When i saw exposed i mean their ratings didnt change. Theyre brining a comparable number of people as they were. Conventional wisdom for the last 5 year minimum has been the cord cutting millennials have never had cable in their adult lives and many teenagers live in households that have never had it.
Which is to say these people have not had any avenue to watch Monday night raw some in their lifetime. So by removing the gate keeper it would be reasonable to assume the ratings would automatically grow since 99.9% of cable owner have netflix and not vice versa.
Netflix certainly assumed that.
But instead whats happened is roughly the same number who were watching are watching. So the migration happened. The raw viewers simpley booted netflix.
No one was being gatekept.
There's still some foreign markets that havent migrated yet so the number should still grow a bit but its still the same number of apples going into the bin. Give or take obviously.

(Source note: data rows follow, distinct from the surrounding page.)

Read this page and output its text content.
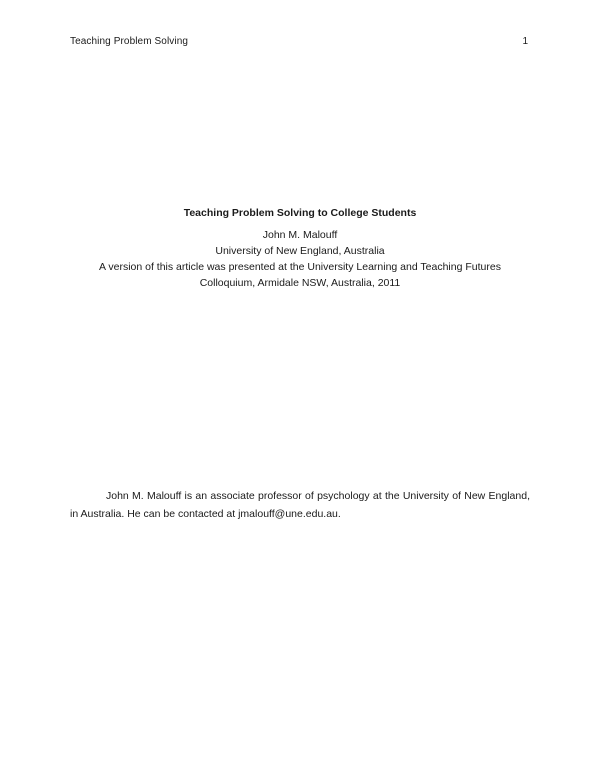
Teaching Problem Solving	1
Teaching Problem Solving to College Students
John M. Malouff
University of New England, Australia
A version of this article was presented at the University Learning and Teaching Futures
Colloquium, Armidale NSW, Australia, 2011

John M. Malouff is an associate professor of psychology at the University of New England, in Australia. He can be contacted at jmalouff@une.edu.au.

There's been some gain but its fairly minor.
Given the debut's numbers we know there's audience that was willing to watch but after week 3 they were long gone and not coming back.
So that has to be the marketing question going forward: how do we reach that audience who was curious but quickly passed on what was on offer.
Now we're in full agreement that AEW sure as fucking shit has not single goddamn clue what the answer to that question is. But it is the question WWE should be trying to answer
In my opinion is a broader less hardcore product. Which is to say AEWs solution is even further in the wrong direction than anyone realizes. Theyre making a push for the die hards die hard product. There's a hard cap there and i think the WWE netflix deal has exposed just how hard that cap is.
Meanwhile AEW is at a separate cap altogether. Theirs is the one TNA used to enjoy: the "hey, its wrestling. I'll watch any wrestling" cap. AEW couldnt draw less if they paid their workers to fling shit at the front row. Theyve reached the bottom.